Read the following passage and answer the questions given below:
Suspicious as they are of American intentions, and bolstered by court rulings that seem to give them license to seek out and publish any and all government secrets, the media's distrust of our government, combined with their limited understanding of the world at large, damages our ability to design and conduct good policy in ways that the media rarely imagine.
The leak through which sensitive information flows from the government to the press is detrimental to policy insofar as it almost completely precludes the possibility of serious discussion. Leaders often say one thing in public and quite another thing in private conversation. The fear that anything they say, even in what is construed as a private forum, may appear in print, makes many people, whether our own government officials or the leaders of foreign countries, unwilling to speak their minds.
Must we be content with the restriction of our leaders' policy discussions to a handful of people who trust each other, thus limiting the richness and variety of ideas that could be brought forward through a larger group because of the nearly endemic nature of this problem? And along with the limitation of ideas, we have less reliable information to analyse. It is vitally important for the leaders of the United States to know the real state of affairs internationally, and this can occur only if foreign leaders feel free to speak their minds to our diplomats. This cannot occur when leaders are fearful of finding their private thoughts published in newspapers, and therefore do not share their real beliefs (let alone their secrets) unless they are certain that confidences will be respected.
Until recently, it looked as if the media had convinced the public that journalists were more reliable than the government; thus, many citizens came to believe that the media were the best sources of information. When the media challenged a governmental official, the public presumed that the official was in the wrong. However, this may be changing. With the passage of time, the media have lost lustre. They-having grown large and powerful-provoke the same public scepticism that other large institutions in society do. A series of media scandals has contributed to this. Many Americans have concluded that the media are no more credible than the government, and public opinion surveys reflect much ambivalence about the press.
While leaks are generally defended by media officials on the grounds of the public's "right to know, " in reality, they are part of the Washington political power game, as well as part of the policy process.

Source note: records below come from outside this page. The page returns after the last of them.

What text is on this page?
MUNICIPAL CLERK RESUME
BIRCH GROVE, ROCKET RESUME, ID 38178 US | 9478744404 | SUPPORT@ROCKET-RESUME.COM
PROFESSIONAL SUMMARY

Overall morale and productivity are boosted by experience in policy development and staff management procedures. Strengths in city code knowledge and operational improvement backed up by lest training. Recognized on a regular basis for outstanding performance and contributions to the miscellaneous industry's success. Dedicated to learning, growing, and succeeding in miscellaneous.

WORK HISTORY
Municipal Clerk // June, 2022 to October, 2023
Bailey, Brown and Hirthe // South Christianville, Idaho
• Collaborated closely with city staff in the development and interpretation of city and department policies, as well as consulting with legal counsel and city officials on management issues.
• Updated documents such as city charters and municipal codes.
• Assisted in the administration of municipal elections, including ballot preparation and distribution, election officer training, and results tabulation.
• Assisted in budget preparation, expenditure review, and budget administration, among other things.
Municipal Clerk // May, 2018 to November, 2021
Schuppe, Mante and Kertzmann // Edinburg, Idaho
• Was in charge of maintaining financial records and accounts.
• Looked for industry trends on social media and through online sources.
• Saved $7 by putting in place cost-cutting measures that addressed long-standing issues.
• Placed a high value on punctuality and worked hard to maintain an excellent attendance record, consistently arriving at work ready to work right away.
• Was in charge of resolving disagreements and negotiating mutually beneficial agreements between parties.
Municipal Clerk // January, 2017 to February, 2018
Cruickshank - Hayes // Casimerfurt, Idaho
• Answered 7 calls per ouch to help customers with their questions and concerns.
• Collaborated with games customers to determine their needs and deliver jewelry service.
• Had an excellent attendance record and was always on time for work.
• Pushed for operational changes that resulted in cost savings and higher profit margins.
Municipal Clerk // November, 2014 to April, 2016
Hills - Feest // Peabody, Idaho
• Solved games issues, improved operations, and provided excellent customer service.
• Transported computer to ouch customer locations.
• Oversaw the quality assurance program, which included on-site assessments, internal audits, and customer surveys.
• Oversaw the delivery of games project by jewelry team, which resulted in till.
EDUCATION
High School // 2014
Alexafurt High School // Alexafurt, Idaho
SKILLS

The "leaker " may be currying favour with the media, or may be planting information to influence policy. In the first case, he is helping himself by enhancing the prestige of a journalist; in the second, he is using the media as a stage for his preferred policies. In either instance, it closes the circle: the leak begins with a political motive, is advanced by a politicised media, and continues because of politics. Although some of the journalists think they are doing the work, they are more often than not instruments of the process, not prime movers. The media must be held accountable for their activities, just like every other significant institution in our society, and the media must be forced to earn the public's trust.
Q1: Based on the passage, when the media now challenge the actions of a public official, the public assumes that:
(a) the official is wrong.
(b) the media are always wrong.
(c) the media may be wrong.
(d) the official and the media may both be wrong.
Q2: Leaked information typically comes to journalists anonymously since the government official leaking the information fears reprisal. What relevance does this have to the passage?
(a) It supports the claim that the leaker plants information to influence policy.
(b) It supports the claim that journalists are more reliable than the government.
(c) It weakens the claim that the media can be used as a stage for an official's preferred policies.
(d) It weakens the claim that a leaker can curry favor with a journalist.
Q3: In the context of the fifth paragraph, the term prime movers would most accurately refer to:
(a) U.S. officials who pass on sensitive information to the media.
(b) journalists who are attempting to enhance their own prestige.
(c) media executives who use their own journalists to further political causes.
(d) the unwritten rules that govern the flow of leaked information in Washington.
Q4: Implicit in the author's argument that leaks result in far more limited and unreliable policy discussions with foreign leaders is the idea that:
(a) leaks should be considered breaches of trust and therefore immoral.
(b) leaks have occurred throughout the history of politics.
(c) foreign and U.S. leaders discussed policy without inhibition before the rise of the mass media.
(d) leaders fear the public would react negatively if it knew the real state of affairs.
Q5: Imagine you are an opponent of the author and disagree with his conclusions. In an upcoming written rebuttal you want to address the author's best-supported claims first. For which of the following claims does the passage provide some supporting evidence or explanation?
(a) The media rarely understand that their actions damage America's ability to conduct foreign policy.
(b) Leaks can be an intentional part of the policy process.
(c) Every significant institution in society besides the media is held accountable for their activities.
(d) The media is suspicious of the intentions of the American government.